In the same way, "AI Alignment" excludes e.g. people who are inclined to believe superintelligences will know better than us what is good, and who don't want to hamstring them. You can think we're well rid of these people. But you're still excluding people and thereby reducing the amount of thinking that will be applied to the problem.

I'm not sure what can someone who essentially thinks there is no problem contribute to its solution. That said, I get the gist of the argument and you do have a point IMO about stressing the two complementary aspects of a mind. Maybe Artificial Volition? Intention feels to me like it alliterates so much with Intelligence it circles back from catchiness to being confusing.

""AI alignment" has the application, the agenda, less charitably the activism, right in the name."

This seems like a feature, not a bug. "AI alignment" is not a neutral idea. We're not just researching how these models behave or how minds might be built neutrally out of pure scientific curiosity. It has a specific purpose in mind - to align AI's. Why would we not want this agenda to be part of the name?

"Artificial Intention" doesn't sound catchy at all to me, but that's just my opinion.
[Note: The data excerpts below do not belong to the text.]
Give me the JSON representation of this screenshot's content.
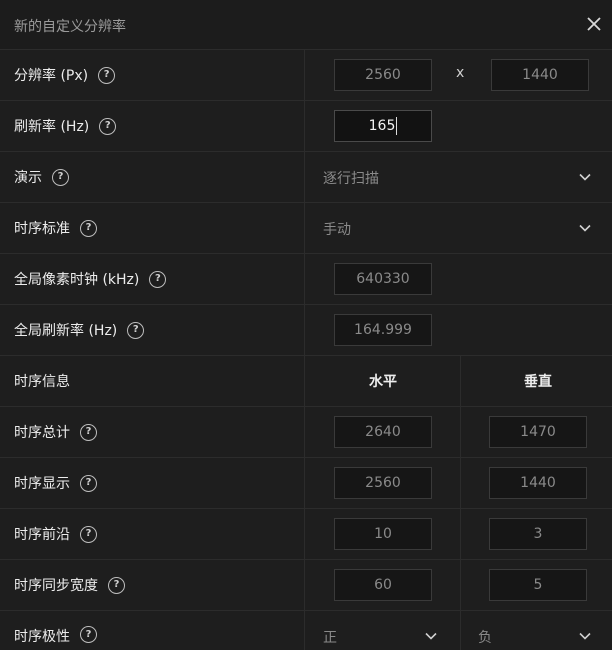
{
  "dialog": {
    "title": "新的自定义分辨率",
    "close_icon": "close-icon"
  },
  "resolution": {
    "label": "分辨率 (Px)",
    "width": "2560",
    "separator": "x",
    "height": "1440"
  },
  "refresh": {
    "label": "刷新率 (Hz)",
    "value": "165"
  },
  "scan": {
    "label": "演示",
    "value": "逐行扫描"
  },
  "timing_standard": {
    "label": "时序标准",
    "value": "手动"
  },
  "pixel_clock": {
    "label": "全局像素时钟 (kHz)",
    "value": "640330"
  },
  "global_refresh": {
    "label": "全局刷新率 (Hz)",
    "value": "164.999"
  },
  "timing_info": {
    "label": "时序信息",
    "horizontal": "水平",
    "vertical": "垂直"
  },
  "timing_total": {
    "label": "时序总计",
    "horizontal": "2640",
    "vertical": "1470"
  },
  "timing_display": {
    "label": "时序显示",
    "horizontal": "2560",
    "vertical": "1440"
  },
  "front_porch": {
    "label": "时序前沿",
    "horizontal": "10",
    "vertical": "3"
  },
  "sync_width": {
    "label": "时序同步宽度",
    "horizontal": "60",
    "vertical": "5"
  },
  "polarity": {
    "label": "时序极性",
    "horizontal": "正",
    "vertical": "负"
  },
  "colors": {
    "background": "#161616",
    "row": "#1e1e1e",
    "border": "#2c2c2c"
  }
}
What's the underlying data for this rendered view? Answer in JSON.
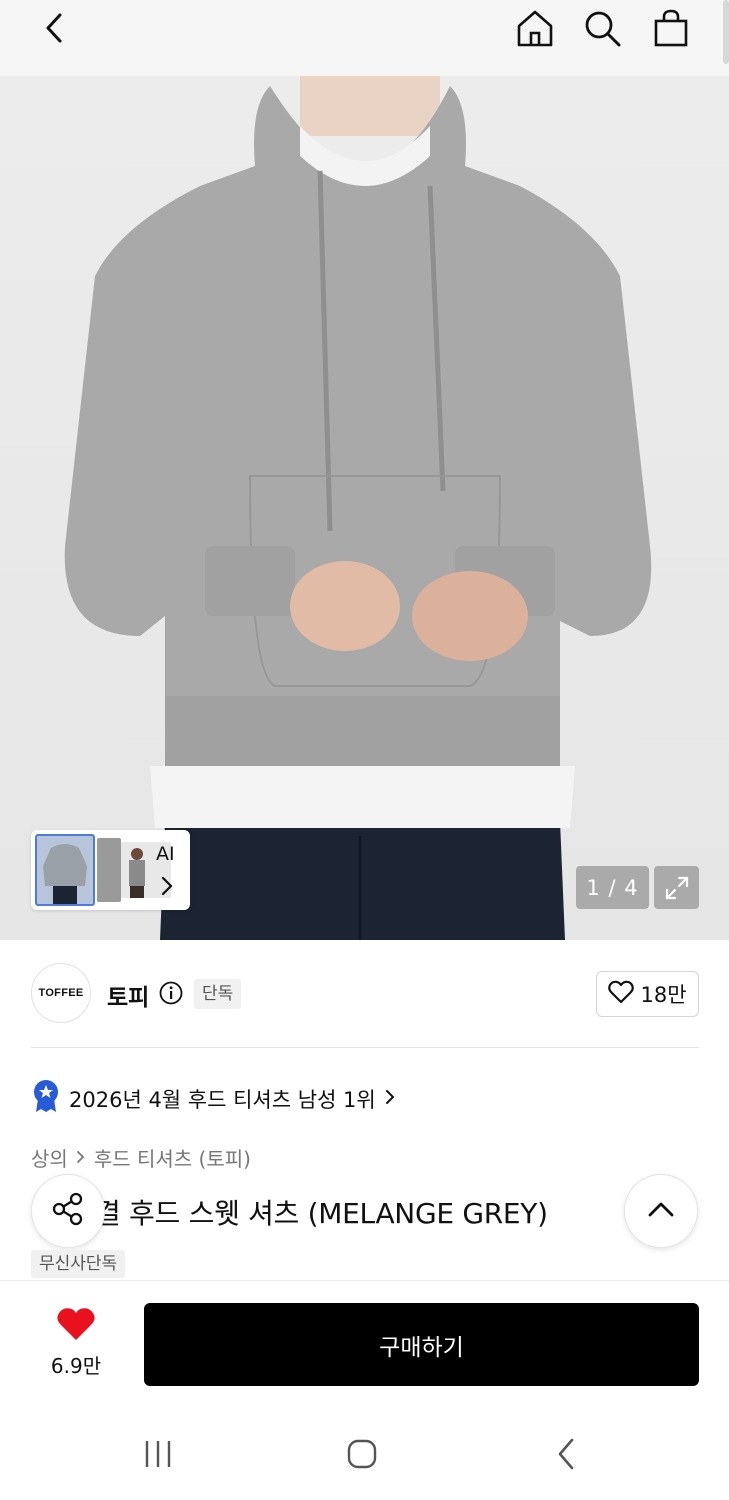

Personally, I prefer to think of the "Alignment Problem" more generally rather than "AI Alignment". Regardless of who has the most power (humans, AI, cyborgs, aliens, etc.) and who has superior ethics, conflict arises when participants in a system are not all aligned.

[-]dr_s10mo4-2

I think that's better called simply coordination or cooperation problem. Alignment has the unfortunate implication of coming off as one party wanting to forcefully change the others. With AI it's fine because if you're creating a mind from scratch it'd be the height of stupidity to create an enemy.

[+][comment deleted]8mo20

AI safety includes unintended consequences of non-sentient systems. That ambiguity creates confusion in the discussion. I've been using AGI x-risk as a clumsy way to point to what I'm trying to research. Artificial Intention research does the same thing, but without broadcasting conclusions as part of the endeavor.

Leaving out the "artificial intelligence" seems questionable, as does adopting the same abbreviation, "AI", for both. So I'd suggest AI intention research, AII. Wait, nevermind :). Other ideas?